We found current sampleFDO had a performance issue when triaging a regression. For a callsite with inline instance in the profile, even if hot callsite inliner cannot inline it, it may still execute enough times and should not be treated as cold in regular inliner later. However, currently if such callsite is not inlined by hot callsite inliner, and the BB where the callsite locates doesn't get samples from other instructions inside of it, the callsite will have no profile metadata annotated. In regular inliner cost analysis, if the callsite has no profile annotated and its caller has profile information, it will be treated as cold.
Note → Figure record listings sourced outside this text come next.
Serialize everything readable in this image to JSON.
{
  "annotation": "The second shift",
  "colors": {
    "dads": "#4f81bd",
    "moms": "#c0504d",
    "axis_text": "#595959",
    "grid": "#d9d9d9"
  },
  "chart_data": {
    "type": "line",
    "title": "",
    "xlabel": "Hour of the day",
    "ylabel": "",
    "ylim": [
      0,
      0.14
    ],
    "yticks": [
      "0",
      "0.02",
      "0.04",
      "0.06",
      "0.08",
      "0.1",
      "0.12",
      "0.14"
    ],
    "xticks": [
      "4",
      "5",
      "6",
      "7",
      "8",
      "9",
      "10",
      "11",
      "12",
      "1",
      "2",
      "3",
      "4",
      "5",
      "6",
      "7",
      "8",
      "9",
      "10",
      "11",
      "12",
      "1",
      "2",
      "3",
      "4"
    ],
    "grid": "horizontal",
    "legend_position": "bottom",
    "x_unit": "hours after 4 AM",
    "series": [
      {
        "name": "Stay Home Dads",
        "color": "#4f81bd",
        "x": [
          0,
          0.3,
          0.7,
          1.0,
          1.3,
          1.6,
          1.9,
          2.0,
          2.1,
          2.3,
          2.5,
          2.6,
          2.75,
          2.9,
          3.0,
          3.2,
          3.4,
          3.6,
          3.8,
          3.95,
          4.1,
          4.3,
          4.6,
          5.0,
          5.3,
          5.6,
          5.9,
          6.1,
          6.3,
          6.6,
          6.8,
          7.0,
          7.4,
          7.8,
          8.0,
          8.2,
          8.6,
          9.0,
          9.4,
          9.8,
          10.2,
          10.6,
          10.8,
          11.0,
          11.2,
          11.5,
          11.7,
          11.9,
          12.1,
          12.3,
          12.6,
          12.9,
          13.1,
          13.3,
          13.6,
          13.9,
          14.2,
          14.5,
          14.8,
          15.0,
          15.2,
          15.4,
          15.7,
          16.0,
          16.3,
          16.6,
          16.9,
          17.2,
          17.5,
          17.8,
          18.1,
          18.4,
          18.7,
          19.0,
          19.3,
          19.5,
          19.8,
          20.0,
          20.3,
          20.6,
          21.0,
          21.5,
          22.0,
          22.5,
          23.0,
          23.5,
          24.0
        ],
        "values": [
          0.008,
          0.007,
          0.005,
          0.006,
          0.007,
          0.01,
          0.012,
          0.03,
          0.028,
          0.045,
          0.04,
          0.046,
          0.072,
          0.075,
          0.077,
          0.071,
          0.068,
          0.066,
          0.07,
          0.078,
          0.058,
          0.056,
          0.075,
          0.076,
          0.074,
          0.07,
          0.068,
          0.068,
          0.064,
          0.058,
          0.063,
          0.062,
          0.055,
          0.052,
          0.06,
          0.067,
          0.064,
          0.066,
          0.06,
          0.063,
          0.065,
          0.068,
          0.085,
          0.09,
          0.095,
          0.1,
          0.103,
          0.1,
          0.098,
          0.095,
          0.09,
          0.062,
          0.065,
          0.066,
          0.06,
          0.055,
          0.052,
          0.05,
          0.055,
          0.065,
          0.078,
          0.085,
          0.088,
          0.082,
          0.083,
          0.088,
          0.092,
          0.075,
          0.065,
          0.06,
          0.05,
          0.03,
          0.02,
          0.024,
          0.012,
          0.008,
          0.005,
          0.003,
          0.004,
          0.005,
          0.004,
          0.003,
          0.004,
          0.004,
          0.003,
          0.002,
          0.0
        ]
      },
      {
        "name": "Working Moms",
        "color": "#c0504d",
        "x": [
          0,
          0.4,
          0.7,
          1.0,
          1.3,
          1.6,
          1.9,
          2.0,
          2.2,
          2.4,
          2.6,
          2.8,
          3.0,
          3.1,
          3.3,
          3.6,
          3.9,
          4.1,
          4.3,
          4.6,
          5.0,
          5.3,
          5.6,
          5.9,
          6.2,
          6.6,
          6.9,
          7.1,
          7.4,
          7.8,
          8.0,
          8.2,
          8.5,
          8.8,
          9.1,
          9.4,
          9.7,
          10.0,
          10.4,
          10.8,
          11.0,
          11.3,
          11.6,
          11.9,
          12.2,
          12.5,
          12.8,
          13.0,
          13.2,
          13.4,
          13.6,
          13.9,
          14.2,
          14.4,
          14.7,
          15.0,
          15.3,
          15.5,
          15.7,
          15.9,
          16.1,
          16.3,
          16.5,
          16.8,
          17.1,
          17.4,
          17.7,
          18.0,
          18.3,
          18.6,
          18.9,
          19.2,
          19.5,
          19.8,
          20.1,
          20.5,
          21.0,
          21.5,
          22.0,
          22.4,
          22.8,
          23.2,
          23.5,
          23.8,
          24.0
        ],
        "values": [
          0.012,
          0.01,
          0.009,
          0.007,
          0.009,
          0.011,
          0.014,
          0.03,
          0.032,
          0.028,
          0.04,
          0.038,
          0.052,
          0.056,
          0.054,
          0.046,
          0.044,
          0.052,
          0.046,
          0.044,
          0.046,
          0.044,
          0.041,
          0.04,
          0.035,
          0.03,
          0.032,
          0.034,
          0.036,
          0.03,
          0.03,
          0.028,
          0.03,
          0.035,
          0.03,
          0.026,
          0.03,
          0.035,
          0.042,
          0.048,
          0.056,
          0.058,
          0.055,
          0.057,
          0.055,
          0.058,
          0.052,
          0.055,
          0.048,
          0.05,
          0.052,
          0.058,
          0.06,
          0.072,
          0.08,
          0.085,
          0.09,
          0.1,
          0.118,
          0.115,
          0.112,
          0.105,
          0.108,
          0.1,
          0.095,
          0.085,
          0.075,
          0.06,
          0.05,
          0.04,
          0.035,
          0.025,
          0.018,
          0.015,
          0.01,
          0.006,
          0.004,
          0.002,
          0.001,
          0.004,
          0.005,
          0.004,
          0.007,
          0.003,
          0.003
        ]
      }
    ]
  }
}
The fix is for such warm callsites without profile because they are inlined in the profile, still keep them without profile metadata annotated. For other callsites whose parent BBs don't get any sample, explicitly annotate them with 0 profile count (Don't omit profile metadata). In regular inliner cost analysis, if a callsite has no profile annotated, we won't treat it as cold anymore -- we treat callsites as cold only when they profile count exists and is less than cold cutoff value.
It fixes a 5% regression in the target application. I also evaluate it on two server benchmarks and find no performance difference there, but one server benchmark gets 2% reduction in size.
I also evaluate other alternative to fix the issue, like relax the criterial of hotness checking in hot callsite inliner, but the result is not as good as this strategy probably because regular inliner has more information about whether we should inline a warm callsite with medium/small size callee.
This can cause problem if the caller function is newly added and there is no profile associated with it -- all callsites there will be marked as cold.